Het andere onderzoek "Overwinnen bij brancheproblemen"(2) heeft paren van succesvolle en minder succesvolle bedrijven vergeleken gedurende een periode van 10 jaar waarin de branche geconfronteerd werd met structurele problemen. De conclusie luidt dat het verschil in succes te maken heeft met het soort beleid. De succesvolle bedrijven signaleren het marktprobleem en passen zich daaraan aan door inkrimping, concentratie op goedlopende activiteiten en behoud van toegevoegde waarde. Minder succesvolle bedrijven daarentegen zoeken het juist in verlaging van de prijs, schaalvergroting met het oog op het terugbrengen van de kostprijs en uitbreiding van de organisatie. Kortom, succesvolle bedrijven vertonen meer tekenen van een samenhangend beleid.
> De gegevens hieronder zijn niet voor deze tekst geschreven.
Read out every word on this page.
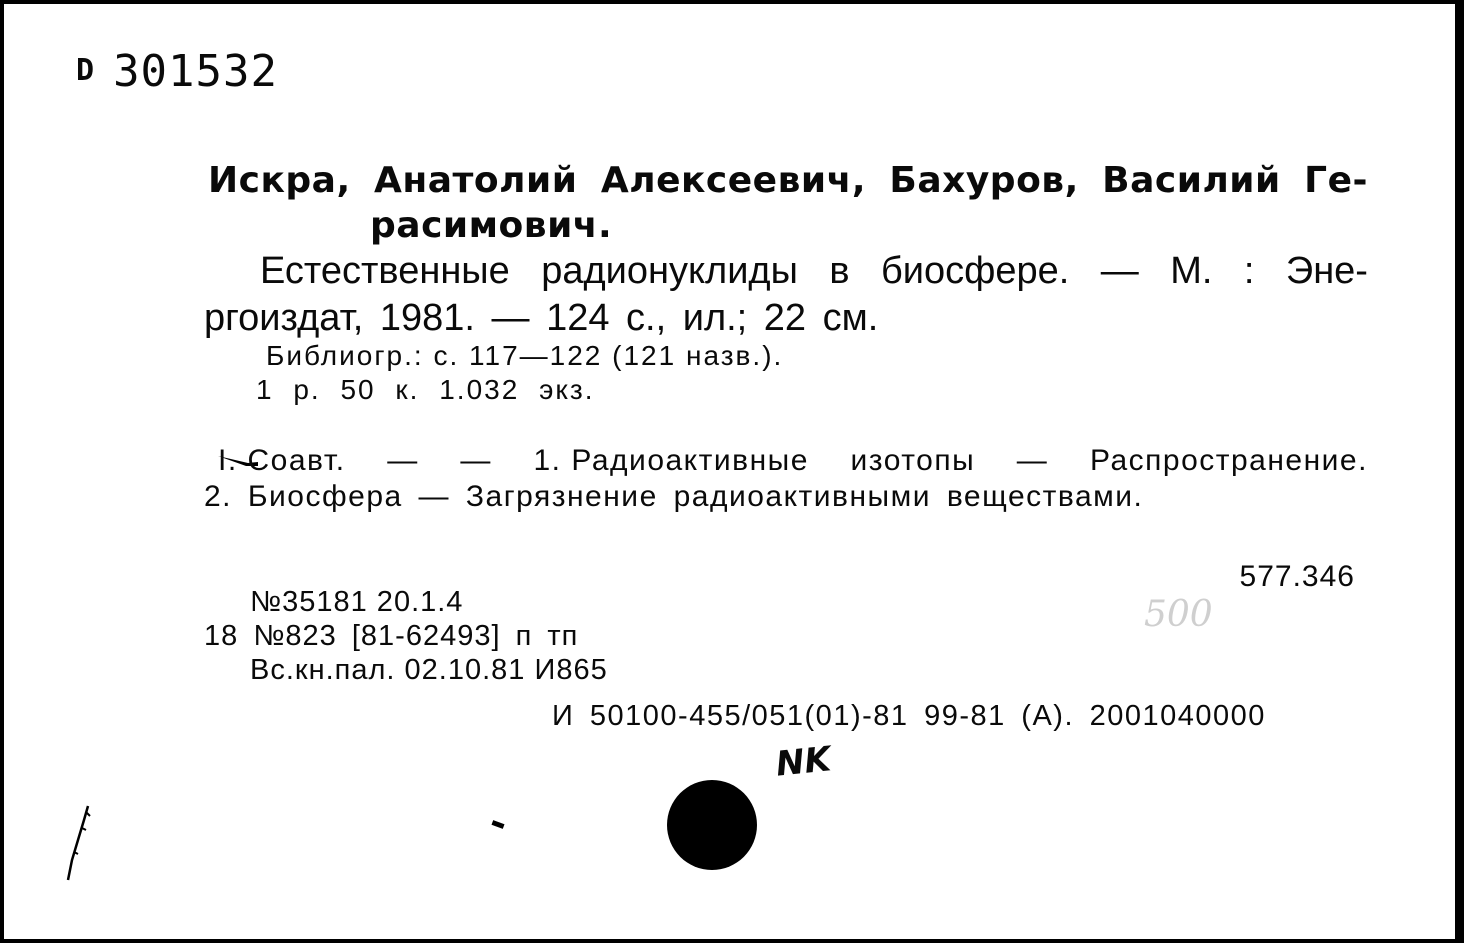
D 301532
Искра, Анатолий Алексеевич, Бахуров, Василий Ге-
расимович.
Естественные радионуклиды в биосфере. — М. : Эне-
ргоиздат, 1981. — 124 с., ил.; 22 см.
Библиогр.: с. 117—122 (121 назв.).
1 р. 50 к. 1.032 экз.
I. Соавт. — — 1. Радиоактивные изотопы — Распространение.
2. Биосфера — Загрязнение радиоактивными веществами.
577.346
500
№35181 20.1.4
18 №823 [81-62493] п тп
Вс.кн.пал. 02.10.81 И865
И 50100-455/051(01)-81 99-81 (А). 2001040000
NK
Dit brengt mij tot de stelling dat het opstellen van een (strategisch) ondernemingsplan niet alleen een goed instrument is voor ondernemingen bij de start maar zeker ook voor bestaande jonge ondernemingen.
Dit proces van strategievorming als instrument van bewustwording en actieve opstelling is een doorslaggevende bijdrage voor de mate van succes.
Een juiste 'Strategical Fit' is naar analogie van Darwin essentieel voor survival !

1. "Faal- en Succesfactoren van Startende Ondernemingen" AMRO-bank, maart 1987.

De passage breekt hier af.